Research Scholar, Department of Economics, University of Mysore, Mysore, India
Online published on 23 December, 2013.
The credit is a basic input for any development programme. This is particularly true for agricultural development, which has its goal to improve the standards of living of realties as well as to increase agricultural productivity. Unless sufficient credit is provided to the development programme for the weaker section of the society the goal of development programmes cannot be achieved. The credit requirements of farmers can be classified into two types – productive and unproductive loans. The farmer includes loans to buy seeds, fertilizers, implements etc. To pay taxes to the Government and to make permanent improvements on land such as digging and deepening of wells, fencing of land.
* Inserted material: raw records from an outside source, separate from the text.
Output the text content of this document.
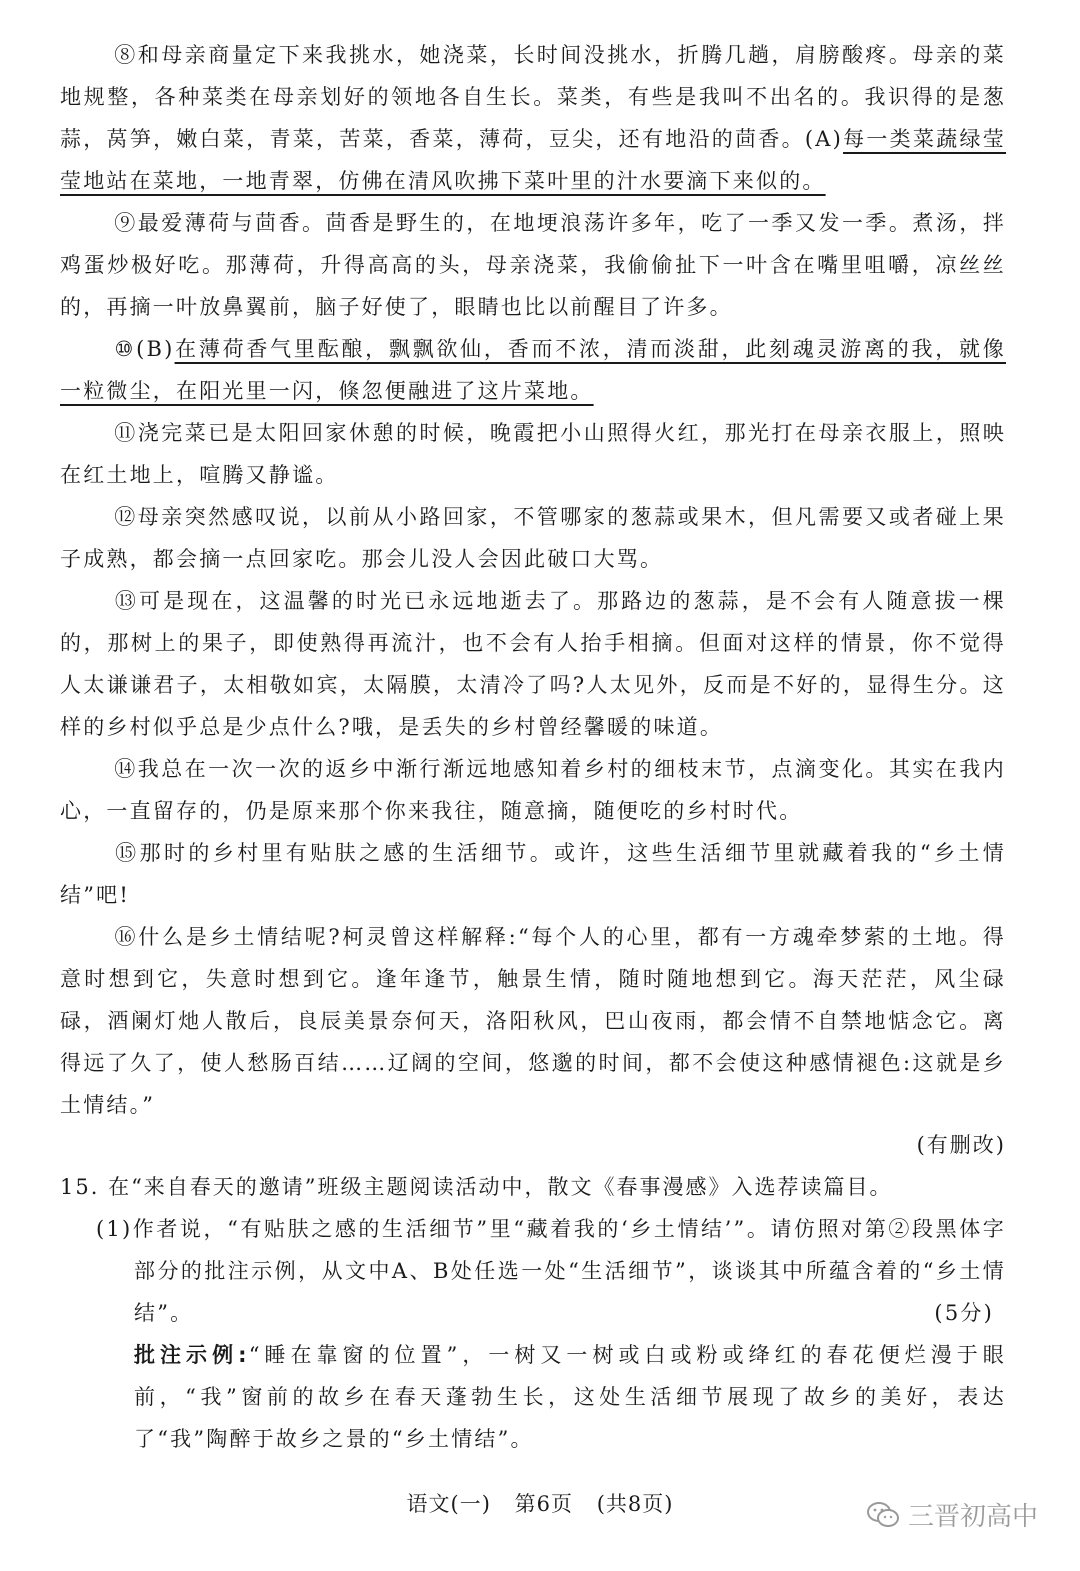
⑧和母亲商量定下来我挑水，她浇菜，长时间没挑水，折腾几趟，肩膀酸疼。母亲的菜地规整，各种菜类在母亲划好的领地各自生长。菜类，有些是我叫不出名的。我识得的是葱蒜，莴笋，嫩白菜，青菜，苦菜，香菜，薄荷，豆尖，还有地沿的茴香。(A)每一类菜蔬绿莹莹地站在菜地，一地青翠，仿佛在清风吹拂下菜叶里的汁水要滴下来似的。

⑨最爱薄荷与茴香。茴香是野生的，在地埂浪荡许多年，吃了一季又发一季。煮汤，拌鸡蛋炒极好吃。那薄荷，升得高高的头，母亲浇菜，我偷偷扯下一叶含在嘴里咀嚼，凉丝丝的，再摘一叶放鼻翼前，脑子好使了，眼睛也比以前醒目了许多。

⑩(B)在薄荷香气里酝酿，飘飘欲仙，香而不浓，清而淡甜，此刻魂灵游离的我，就像一粒微尘，在阳光里一闪，倏忽便融进了这片菜地。

⑪浇完菜已是太阳回家休憩的时候，晚霞把小山照得火红，那光打在母亲衣服上，照映在红土地上，喧腾又静谧。

⑫母亲突然感叹说，以前从小路回家，不管哪家的葱蒜或果木，但凡需要又或者碰上果子成熟，都会摘一点回家吃。那会儿没人会因此破口大骂。

⑬可是现在，这温馨的时光已永远地逝去了。那路边的葱蒜，是不会有人随意拔一棵的，那树上的果子，即使熟得再流汁，也不会有人抬手相摘。但面对这样的情景，你不觉得人太谦谦君子，太相敬如宾，太隔膜，太清冷了吗?人太见外，反而是不好的，显得生分。这样的乡村似乎总是少点什么?哦，是丢失的乡村曾经馨暖的味道。

⑭我总在一次一次的返乡中渐行渐远地感知着乡村的细枝末节，点滴变化。其实在我内心，一直留存的，仍是原来那个你来我往，随意摘，随便吃的乡村时代。

⑮那时的乡村里有贴肤之感的生活细节。或许，这些生活细节里就藏着我的“乡土情结”吧!

⑯什么是乡土情结呢?柯灵曾这样解释:“每个人的心里，都有一方魂牵梦萦的土地。得意时想到它，失意时想到它。逢年逢节，触景生情，随时随地想到它。海天茫茫，风尘碌碌，酒阑灯灺人散后，良辰美景奈何天，洛阳秋风，巴山夜雨，都会情不自禁地惦念它。离得远了久了，使人愁肠百结……辽阔的空间，悠邈的时间，都不会使这种感情褪色:这就是乡土情结。”

(有删改)

15. 在“来自春天的邀请”班级主题阅读活动中，散文《春事漫感》入选荐读篇目。

(1)作者说，“有贴肤之感的生活细节”里“藏着我的‘乡土情结’”。请仿照对第②段黑体字部分的批注示例，从文中A、B处任选一处“生活细节”，谈谈其中所蕴含着的“乡土情结”。	(5分)

批注示例:“睡在靠窗的位置”，一树又一树或白或粉或绛红的春花便烂漫于眼前，“我”窗前的故乡在春天蓬勃生长，这处生活细节展现了故乡的美好，表达了“我”陶醉于故乡之景的“乡土情结”。

语文(一) 第6页 (共8页)	三晋初高中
All these forms of credit help the farmers in their agricultural operations or improving their land besides these the Indian farmer borrows for unproductive purpose. Such as celebration of marriage, births and deaths. The problem of agricultural credit is unique, in the sense that, the prospective borrowers are to be reckoned in millions, their creditworthiness is practically nil, their needs of great urgency, their knowledge of accounting matter is small, and their economic status is low. The policy maker should aim at securing the economic and political health of the people through agricultural credit. The importance of agricultural credit in a country like India, which is essentially rural in nature hardly, needs elaboration. Economic development of the countryside hinges upon availability of credit to rural economy. The burden of indebtedness in rural India is great, and falls mainly on the households of rural working people. The exploitation of this group in the credit market is one of the most pervasive and persistent features of rural life in India.